“Take a letter, Wan,” remarked Mr. Nevens.

Gallagher took a seat in a comfortable chair while the cook sat in another seat and began taking down a letter in short-hand as the astonishing Mr. Nevens dictated. It was a very cleverly worded letter which sounded businesslike and innocent of wrong-doing but which really was full of veiled threats and intimidation. Addressed to a large contracting firm in New York it professed to offer “night watchman service for which a small fee is charged, considering the fine service given.” Actually, anyone on the inside track and knowing what the wording really meant, as Mr. Sandborn well did, the letter was an invitation to let the gangsters have ten per cent of the money received from every contract, for which ten per cent they would consent to keep the prospective buildings free from strikes and trouble while being built. Actually the letters implied that if this offer were not accepted serious consequences would result!
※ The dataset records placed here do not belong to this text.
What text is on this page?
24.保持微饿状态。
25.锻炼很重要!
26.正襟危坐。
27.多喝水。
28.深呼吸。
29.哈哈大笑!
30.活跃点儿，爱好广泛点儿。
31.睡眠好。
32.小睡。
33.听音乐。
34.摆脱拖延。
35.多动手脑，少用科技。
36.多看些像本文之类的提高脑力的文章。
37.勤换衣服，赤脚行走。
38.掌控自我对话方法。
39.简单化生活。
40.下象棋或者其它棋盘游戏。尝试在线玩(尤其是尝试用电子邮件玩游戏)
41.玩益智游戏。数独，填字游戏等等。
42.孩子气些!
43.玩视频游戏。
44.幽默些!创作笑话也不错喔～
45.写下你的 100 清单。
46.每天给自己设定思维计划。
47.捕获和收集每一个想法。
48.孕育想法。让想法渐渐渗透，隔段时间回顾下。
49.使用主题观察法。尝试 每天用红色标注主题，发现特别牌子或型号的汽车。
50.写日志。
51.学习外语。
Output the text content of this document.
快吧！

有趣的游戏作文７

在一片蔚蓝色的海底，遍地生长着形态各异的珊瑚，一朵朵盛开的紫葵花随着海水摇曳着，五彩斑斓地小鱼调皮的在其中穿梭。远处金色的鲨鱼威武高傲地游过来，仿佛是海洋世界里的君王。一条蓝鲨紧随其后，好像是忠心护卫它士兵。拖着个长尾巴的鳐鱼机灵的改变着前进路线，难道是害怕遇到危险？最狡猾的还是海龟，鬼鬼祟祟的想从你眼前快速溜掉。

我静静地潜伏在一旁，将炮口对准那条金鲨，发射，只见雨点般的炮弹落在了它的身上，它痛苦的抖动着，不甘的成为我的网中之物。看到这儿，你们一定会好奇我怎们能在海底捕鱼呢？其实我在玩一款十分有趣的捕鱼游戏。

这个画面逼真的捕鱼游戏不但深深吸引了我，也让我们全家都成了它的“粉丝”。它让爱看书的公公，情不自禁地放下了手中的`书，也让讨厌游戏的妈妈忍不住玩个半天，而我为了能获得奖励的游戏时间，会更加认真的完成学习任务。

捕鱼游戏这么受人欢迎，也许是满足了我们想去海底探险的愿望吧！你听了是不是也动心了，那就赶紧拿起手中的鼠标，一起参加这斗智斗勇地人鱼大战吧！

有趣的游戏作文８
Mr. Sandborn knew the story of that system well. And he knew that the contractor, if of the usual type, would accept the offer because, as long as that gang existed, not only would his business be faced with ruin but his life might be taken as well! New York police could not cope with the gang for they could not locate its head, hidden as he was on one of the hundreds of islands along the coast, and surrounded by an excellent system of fake addresses, names, and a dozen forms of legal detours. The F. B. I., once on the trail, would have men planted, as was Mr. Sandborn, right in with the gang when possible, and so learn its secrets and strike at the right time to clean up the mob.

“How’s that for a letter, Gallagher?” asked Nevens, as Wan Ho Din began to type out the final copy.

“It ought to get results!” agreed Mr. Sandborn truthfully. “Do you ever have trouble lining the boys up?”

“Tell him about Teverton Products, Wan!” suggested the happy Mr. Nevens proudly.

“Teverton Products made woolen blankets, Gallagher,” Wan said, “and we offered to increase their production for them by selling their blankets at higher prices to a string of hotels Mr. Nevens controls. Teverton Products refused to do business, partly because we wanted ten per cent of their year’s business from then on, so some of the boys did a little night work down there at the plant and a lot of machinery got bunged up. The mill hasn’t been doing so well since!”

“People must be fools not to see what we have to offer,” Cowboy pointed out. “Suppose you’re in business making, let’s say, broom handles and handles for tools. Now, you ain’t doing extra well on account of your competitors is cutting prices on you. Well, you give us ten per cent of your profits and we’ll guarantee that your competitors will boost prices and that you’ll get, say, one hundred thousand dollars extra business that year!”

“That’s service!” Mr. Sandborn agreed.

“Well, we got about eighty per cent of the business in this country lined up now, Gallagher, and half of it don’t know it yet! But when the time comes, and it ain’t far distant, we’ll be cashing in on all of them. I’ve put about eight million dollars into this business and I’m getting five times that a year now, returns. I got a nice little nest egg of reserves left and I’m not sure how much, either. Bet you don’t know where the reserves is, either!”